The aim of Mathletes in South Africa is to alleviate the anxiety associated with maths by turning it into a fun competition for pupils.
(Images: Peace Corps South Africa)
• Chris Ames
Peace Corps South Africa
+27 76 527 2492
A pair of American university graduates is giving grade six pupils at two North West province schools a shot at success by incorporating a fun contest, run over two school terms, through which they can improve their mathematics skills.
Volunteers for the Peace Corps in South Africa, Chris Ames and Genna Cummins, hold BSc degrees in maths and applied sciences respectively. Ames graduated from the University of Illinois at Chicago, while Cummins studied at the University of the Cumberlands in Kentucky.
After their arrival in South Africa in 2011, the two conceptualised the competition, called Mathletes for two schools where they currently volunteer, in the Thutlwane and Madibogo villages. Mathletes is based on the popular US programme aimed at getting pupils competitive in maths.
Removing the anxiety from learning
Their vision for participants, says Ames, is to remove the anxiety with which pupils often approach maths. Although there is no prize for the ultimate winners, the volunteers are encouraged by the fact that the pupils’ skills will be improved.
“One of the many reasons that maths skills are so poor in rural South Africa is the amount of intimidation and anxiety the subject induces in pupils,” he says.
The idea of Mathletes is already well known in the US, he adds, so they thought an adaptation for South African pupils would be helpful and fun.
“For many students, competition is an effective way to encourage them to learn.”
Six schools participated in the contest at the beginning of the second term around April 2012, with each sending six pupils to take part in three rounds of the contest. The teams meet at a central point after school every Wednesday, which is generally dedicated to sports activities at most public schools.
Each team has to win as many points for their school as possible to avoid elimination and make it to the next round. The team with the highest score at the end of the day is the winner for that week.
In the first round, all of the players attempt to answer a multiplication question. The first student to answer the question correctly gains a point. In round two, the students answer questions in five different categories of varying degrees of difficulty and point values. In the third round, each team has five minutes to solve one final problem.
The games are all based on the approved national curriculum for schools, Ames explains. “For this reason we had to focus on one grade when we designed the questions.”
“We felt it would be best to target the highest primary school level to minimise language barriers.”
The competition runs from around 1pm to 3pm, with the host school in charge of providing and setting up a projector. At least two teachers facilitate for the duration of the game, which is partly presented on Powerpoint.
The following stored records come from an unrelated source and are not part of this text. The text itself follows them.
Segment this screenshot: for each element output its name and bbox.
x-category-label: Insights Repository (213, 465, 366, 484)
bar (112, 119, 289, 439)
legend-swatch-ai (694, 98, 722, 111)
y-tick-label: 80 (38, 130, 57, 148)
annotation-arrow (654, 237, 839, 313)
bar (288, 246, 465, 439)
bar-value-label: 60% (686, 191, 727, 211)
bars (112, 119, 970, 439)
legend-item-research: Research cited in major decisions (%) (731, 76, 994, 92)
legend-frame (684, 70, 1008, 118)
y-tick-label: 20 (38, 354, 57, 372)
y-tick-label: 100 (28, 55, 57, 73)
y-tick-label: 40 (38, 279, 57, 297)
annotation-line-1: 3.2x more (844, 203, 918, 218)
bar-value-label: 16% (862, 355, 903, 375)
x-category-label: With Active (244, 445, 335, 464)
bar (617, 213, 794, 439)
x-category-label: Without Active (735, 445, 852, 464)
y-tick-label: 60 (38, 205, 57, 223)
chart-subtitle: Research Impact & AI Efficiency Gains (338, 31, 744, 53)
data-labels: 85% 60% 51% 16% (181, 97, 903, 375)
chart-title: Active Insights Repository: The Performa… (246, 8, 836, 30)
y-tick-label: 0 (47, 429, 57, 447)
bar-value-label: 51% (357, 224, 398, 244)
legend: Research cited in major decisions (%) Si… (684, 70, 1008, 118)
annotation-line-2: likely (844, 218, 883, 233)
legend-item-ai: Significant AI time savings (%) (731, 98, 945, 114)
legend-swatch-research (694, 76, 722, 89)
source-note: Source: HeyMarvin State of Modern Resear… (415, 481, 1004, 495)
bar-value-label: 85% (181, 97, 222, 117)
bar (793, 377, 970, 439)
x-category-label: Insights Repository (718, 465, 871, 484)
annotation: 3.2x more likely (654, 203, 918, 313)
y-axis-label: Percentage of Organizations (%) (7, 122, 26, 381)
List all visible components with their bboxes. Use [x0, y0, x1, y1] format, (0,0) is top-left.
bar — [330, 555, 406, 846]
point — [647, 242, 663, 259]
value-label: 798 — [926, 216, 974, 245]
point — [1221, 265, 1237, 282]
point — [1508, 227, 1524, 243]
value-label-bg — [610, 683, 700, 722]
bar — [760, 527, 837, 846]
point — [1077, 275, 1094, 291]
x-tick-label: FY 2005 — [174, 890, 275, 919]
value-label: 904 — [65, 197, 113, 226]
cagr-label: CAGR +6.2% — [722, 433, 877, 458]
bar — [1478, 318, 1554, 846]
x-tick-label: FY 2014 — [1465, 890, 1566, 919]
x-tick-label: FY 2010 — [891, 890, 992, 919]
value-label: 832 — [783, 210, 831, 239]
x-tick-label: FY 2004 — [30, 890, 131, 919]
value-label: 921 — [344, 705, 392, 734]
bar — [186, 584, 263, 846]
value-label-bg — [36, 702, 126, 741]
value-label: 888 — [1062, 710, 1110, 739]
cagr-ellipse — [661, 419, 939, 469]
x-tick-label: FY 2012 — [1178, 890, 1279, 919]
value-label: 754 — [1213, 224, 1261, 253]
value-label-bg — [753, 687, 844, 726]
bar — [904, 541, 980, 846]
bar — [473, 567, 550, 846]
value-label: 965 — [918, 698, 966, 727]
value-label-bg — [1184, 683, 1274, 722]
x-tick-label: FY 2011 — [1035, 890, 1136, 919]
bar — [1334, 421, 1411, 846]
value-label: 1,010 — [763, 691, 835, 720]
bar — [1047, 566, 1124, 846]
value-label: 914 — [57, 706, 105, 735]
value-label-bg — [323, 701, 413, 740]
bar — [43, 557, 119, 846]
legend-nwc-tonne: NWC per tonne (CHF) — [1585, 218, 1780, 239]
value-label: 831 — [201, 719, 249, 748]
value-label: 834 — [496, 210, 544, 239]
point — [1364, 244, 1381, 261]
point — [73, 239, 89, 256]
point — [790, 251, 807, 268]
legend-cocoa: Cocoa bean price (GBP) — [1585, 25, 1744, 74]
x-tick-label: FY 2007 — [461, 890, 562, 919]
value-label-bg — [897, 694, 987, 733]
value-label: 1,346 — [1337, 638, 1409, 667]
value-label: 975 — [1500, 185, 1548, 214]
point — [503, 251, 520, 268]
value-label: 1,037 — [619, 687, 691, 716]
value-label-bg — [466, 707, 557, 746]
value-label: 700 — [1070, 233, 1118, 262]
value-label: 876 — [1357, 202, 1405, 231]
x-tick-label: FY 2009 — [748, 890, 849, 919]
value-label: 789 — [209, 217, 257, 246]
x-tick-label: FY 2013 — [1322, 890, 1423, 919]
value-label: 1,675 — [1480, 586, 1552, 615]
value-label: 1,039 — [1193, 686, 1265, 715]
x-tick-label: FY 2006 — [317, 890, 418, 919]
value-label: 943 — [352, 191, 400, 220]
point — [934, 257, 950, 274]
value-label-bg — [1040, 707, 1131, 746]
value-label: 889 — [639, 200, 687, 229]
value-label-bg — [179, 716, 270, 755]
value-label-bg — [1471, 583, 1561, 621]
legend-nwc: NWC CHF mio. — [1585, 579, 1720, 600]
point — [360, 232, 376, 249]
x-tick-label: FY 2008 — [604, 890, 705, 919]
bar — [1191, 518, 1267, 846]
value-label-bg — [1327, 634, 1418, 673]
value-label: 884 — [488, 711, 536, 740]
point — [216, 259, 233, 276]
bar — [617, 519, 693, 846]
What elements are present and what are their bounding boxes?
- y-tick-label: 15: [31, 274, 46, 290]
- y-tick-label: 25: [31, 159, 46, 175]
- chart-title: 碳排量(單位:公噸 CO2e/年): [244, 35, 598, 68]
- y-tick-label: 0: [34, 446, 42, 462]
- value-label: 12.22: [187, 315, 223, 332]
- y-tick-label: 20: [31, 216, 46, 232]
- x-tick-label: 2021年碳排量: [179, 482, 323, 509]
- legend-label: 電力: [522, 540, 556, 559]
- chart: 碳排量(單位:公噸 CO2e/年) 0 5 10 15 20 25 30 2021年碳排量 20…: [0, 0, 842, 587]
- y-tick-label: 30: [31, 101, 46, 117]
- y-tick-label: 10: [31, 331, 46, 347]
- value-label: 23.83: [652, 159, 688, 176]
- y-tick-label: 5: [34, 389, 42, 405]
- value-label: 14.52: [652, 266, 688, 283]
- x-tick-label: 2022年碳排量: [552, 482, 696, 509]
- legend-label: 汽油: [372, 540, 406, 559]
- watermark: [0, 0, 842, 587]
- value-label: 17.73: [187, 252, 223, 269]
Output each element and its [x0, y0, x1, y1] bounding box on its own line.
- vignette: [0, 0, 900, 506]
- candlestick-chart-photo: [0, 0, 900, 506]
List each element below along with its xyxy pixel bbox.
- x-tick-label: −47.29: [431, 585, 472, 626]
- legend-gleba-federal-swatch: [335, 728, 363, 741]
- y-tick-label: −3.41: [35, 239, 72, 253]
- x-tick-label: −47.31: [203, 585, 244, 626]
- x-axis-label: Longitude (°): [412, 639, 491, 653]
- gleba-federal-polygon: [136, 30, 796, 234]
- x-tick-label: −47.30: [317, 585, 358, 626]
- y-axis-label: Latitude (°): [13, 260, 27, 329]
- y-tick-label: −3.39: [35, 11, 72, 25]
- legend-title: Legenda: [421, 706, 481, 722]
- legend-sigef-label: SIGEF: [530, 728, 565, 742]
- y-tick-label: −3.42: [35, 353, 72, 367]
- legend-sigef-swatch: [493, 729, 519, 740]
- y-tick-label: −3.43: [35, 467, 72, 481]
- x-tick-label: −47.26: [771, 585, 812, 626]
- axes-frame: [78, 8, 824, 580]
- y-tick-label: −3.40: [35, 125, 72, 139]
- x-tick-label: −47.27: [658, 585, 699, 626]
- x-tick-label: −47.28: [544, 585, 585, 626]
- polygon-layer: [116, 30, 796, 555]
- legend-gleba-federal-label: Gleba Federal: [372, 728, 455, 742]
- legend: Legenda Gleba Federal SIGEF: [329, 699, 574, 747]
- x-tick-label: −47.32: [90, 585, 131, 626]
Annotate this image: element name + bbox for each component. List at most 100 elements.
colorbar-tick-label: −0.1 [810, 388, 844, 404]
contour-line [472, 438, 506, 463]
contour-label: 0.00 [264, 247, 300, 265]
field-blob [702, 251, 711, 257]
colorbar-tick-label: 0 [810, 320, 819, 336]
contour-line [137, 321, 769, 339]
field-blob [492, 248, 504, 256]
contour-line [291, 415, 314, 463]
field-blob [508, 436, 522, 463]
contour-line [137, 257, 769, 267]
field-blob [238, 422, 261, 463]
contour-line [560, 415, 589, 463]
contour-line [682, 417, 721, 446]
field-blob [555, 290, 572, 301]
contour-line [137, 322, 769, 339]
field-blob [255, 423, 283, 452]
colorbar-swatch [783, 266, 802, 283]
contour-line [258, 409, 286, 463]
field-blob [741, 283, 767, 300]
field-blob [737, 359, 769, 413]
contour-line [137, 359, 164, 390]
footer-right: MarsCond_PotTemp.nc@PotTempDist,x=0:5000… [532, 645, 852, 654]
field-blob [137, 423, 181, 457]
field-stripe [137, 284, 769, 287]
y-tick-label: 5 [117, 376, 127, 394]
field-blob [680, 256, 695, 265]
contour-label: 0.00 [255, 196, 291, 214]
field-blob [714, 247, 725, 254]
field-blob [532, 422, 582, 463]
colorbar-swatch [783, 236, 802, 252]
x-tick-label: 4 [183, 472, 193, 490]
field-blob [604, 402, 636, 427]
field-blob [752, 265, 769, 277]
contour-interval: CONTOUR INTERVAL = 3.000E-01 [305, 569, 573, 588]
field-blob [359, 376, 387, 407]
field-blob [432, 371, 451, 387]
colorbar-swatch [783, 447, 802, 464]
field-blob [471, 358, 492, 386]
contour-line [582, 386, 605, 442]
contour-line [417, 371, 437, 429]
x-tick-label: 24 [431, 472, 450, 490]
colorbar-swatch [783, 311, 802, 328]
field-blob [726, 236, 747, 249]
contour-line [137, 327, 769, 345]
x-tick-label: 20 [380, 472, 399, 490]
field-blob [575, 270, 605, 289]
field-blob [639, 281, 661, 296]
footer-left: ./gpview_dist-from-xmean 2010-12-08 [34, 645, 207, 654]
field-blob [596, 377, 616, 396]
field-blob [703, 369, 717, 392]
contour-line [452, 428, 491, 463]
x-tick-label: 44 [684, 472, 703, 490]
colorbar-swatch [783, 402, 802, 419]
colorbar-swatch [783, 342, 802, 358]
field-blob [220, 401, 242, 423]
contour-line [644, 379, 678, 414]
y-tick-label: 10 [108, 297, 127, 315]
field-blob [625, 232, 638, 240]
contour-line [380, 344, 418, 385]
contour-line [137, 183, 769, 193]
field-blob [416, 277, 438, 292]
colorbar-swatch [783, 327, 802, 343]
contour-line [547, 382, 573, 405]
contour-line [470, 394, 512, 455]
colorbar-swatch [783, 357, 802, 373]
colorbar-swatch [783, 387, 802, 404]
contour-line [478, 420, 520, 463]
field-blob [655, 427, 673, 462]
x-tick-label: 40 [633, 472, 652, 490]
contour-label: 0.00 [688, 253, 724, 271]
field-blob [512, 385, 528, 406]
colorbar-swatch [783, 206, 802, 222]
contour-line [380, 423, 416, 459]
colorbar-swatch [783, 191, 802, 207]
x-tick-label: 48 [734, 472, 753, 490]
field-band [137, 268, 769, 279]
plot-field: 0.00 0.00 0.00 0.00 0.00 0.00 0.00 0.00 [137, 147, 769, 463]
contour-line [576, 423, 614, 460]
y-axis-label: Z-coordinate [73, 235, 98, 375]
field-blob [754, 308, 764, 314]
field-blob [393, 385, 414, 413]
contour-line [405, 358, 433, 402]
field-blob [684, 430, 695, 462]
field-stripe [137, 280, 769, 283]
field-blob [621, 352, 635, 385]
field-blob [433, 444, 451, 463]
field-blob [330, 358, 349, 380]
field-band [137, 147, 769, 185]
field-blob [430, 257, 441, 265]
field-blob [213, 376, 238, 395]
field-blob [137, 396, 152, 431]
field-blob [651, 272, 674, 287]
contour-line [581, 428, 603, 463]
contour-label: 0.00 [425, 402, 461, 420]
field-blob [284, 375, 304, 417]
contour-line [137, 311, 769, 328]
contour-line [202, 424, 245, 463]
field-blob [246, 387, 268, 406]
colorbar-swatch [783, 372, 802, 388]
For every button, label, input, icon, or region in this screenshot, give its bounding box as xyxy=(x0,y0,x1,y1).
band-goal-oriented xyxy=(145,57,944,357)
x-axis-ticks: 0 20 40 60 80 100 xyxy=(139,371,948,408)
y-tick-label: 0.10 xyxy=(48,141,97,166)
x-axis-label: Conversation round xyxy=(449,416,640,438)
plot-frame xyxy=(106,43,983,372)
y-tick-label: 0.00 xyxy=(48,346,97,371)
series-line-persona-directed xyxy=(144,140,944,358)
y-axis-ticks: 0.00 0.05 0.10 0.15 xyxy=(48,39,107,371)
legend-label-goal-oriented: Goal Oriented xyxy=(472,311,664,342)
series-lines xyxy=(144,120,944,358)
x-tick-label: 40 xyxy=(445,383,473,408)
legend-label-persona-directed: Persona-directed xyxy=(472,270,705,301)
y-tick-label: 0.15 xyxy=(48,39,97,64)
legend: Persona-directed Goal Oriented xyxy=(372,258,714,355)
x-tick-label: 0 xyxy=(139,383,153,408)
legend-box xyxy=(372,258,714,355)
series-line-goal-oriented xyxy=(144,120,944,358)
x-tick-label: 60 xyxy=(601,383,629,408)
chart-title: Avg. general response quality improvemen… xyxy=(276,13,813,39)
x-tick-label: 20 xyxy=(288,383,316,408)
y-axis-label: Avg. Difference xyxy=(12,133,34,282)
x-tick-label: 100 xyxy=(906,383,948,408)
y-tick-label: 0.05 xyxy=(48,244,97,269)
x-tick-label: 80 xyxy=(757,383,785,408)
The only requirement for schools wishing to participate is that they be situated in the Madibogo and Setlagole areas. Those from outside these areas can contact Thutlwane Primary School to make arrangements.
To keep the ball rolling, Ames and Cummins have designed a template that teachers will be able to use for the 2014 round, when the two volunteers will be back in the US. The pair will still be in South Africa for the start of next year’s contest in April.
Using the template, the schools will be able to create their own games using a list of topics they should expect to be addressed in each game. Ames and Cummins also assisted teachers in the writing of maths problems to keep the challenge sustainable.
Potential vs. opportunities
With time, the volunteers hope to create templates of the game for other grades as well. They also intend to expand the initiative to other schools within a reasonable distance, for logistical reasons.
“It has always been our goal to eventually have Mathletes run by the schools themselves without our aid,” says Ames. “I see potential in the pupils in South Africa, but opportunities for them seem scarce.”
“By the time we leave we hope to have provided schools and communities with sustainable development in areas where our skills and their needs meet.”
About Peace Corps
The Peace Corps programme was established in South Africa in 1997, and more than 1 050 volunteers from the US have served all around the country to date. There are currently 183 volunteers placed in different areas where their expertise in health and education services is used daily to benefit disadvantaged communities.
As part of their programme, volunteers are encouraged to learn as many of South Africa’s indigenous languages as possible to help make their work easier. The education focus is usually on primary schools in the country’s rural areas, while other volunteers work in health services at community health and HIV/Aids centres as well as with home-based care organisations.
As education Peace Corps volunteers, Ames and Cummins were assigned to schools, and were tasked to help improve the proficiency of pupils in certain subjects. They will be based at their schools until September 2013.